The Secret of Chinese Face Mask Changing

December 12, 2009 Updated: September 29, 2015


He Hongqing is China's fastest performer of face mask changing, a dazzling display of gesture and trickery that forms an important part of traditional Sichuan Opera.

The 45-year-old artist makes all of the silk face masks, which he switches at mind-boggling speeds in his popular performances.

He usually wears ten layers of masks, and pulls them off at lightning speed, one by one, during the show.

The techniques behind face changing are considered one of China's national treasures, and in the past were only passed on within families.

He admitted using a form of trigger within his costume to control the masks, but refused to give away any more tricks of the trade.

[He Honqqing, Opera Performer]:
"The triggers for the masks can be hidden anywhere on the costume – from the head dress down to the boots. You could say anywhere is possible."

Face changing began 300 years ago, long after the original Sichuan opera – a traditional Chinese opera originating in China's southwestern Sichuan province.
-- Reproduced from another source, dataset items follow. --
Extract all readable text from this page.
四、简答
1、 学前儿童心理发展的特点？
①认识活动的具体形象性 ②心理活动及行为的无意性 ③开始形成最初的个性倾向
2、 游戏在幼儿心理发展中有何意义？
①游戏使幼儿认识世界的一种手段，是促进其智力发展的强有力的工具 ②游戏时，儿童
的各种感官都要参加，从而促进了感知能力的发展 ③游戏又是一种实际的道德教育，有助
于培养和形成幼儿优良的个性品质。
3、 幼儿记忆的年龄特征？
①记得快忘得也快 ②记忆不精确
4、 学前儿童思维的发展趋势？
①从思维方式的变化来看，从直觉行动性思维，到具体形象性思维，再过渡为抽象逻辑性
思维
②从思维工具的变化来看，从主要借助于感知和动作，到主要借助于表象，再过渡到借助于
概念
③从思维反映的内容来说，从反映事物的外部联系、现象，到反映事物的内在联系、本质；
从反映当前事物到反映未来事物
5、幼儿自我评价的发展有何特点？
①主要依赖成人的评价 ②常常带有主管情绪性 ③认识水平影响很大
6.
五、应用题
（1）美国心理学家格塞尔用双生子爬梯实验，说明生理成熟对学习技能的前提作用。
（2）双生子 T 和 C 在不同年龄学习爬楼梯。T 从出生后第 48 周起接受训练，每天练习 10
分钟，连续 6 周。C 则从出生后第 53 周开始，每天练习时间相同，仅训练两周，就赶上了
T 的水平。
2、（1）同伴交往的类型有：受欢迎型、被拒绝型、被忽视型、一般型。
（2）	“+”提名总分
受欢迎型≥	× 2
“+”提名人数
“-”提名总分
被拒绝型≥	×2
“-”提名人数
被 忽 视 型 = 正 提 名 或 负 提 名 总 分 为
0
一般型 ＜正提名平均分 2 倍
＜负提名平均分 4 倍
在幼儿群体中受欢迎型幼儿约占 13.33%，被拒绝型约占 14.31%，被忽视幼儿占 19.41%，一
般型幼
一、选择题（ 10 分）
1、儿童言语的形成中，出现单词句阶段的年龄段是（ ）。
Swapping the brightly colored masks is used to reflect changes in a character's mood, He explained.

One performance at a Chengdu teahouse was well received by the audience.

[Darren Yao, Spectator]:
"I adjusted the shutter to a two-hundredth of a second, but I still couldn't see any clues. It really is amazing. Plus the decoration of the masks is just so uniquely Chinese."

While audiences are invited to enjoy the performance, He and others are doing everything they can to keep the secrets behind their masks secret.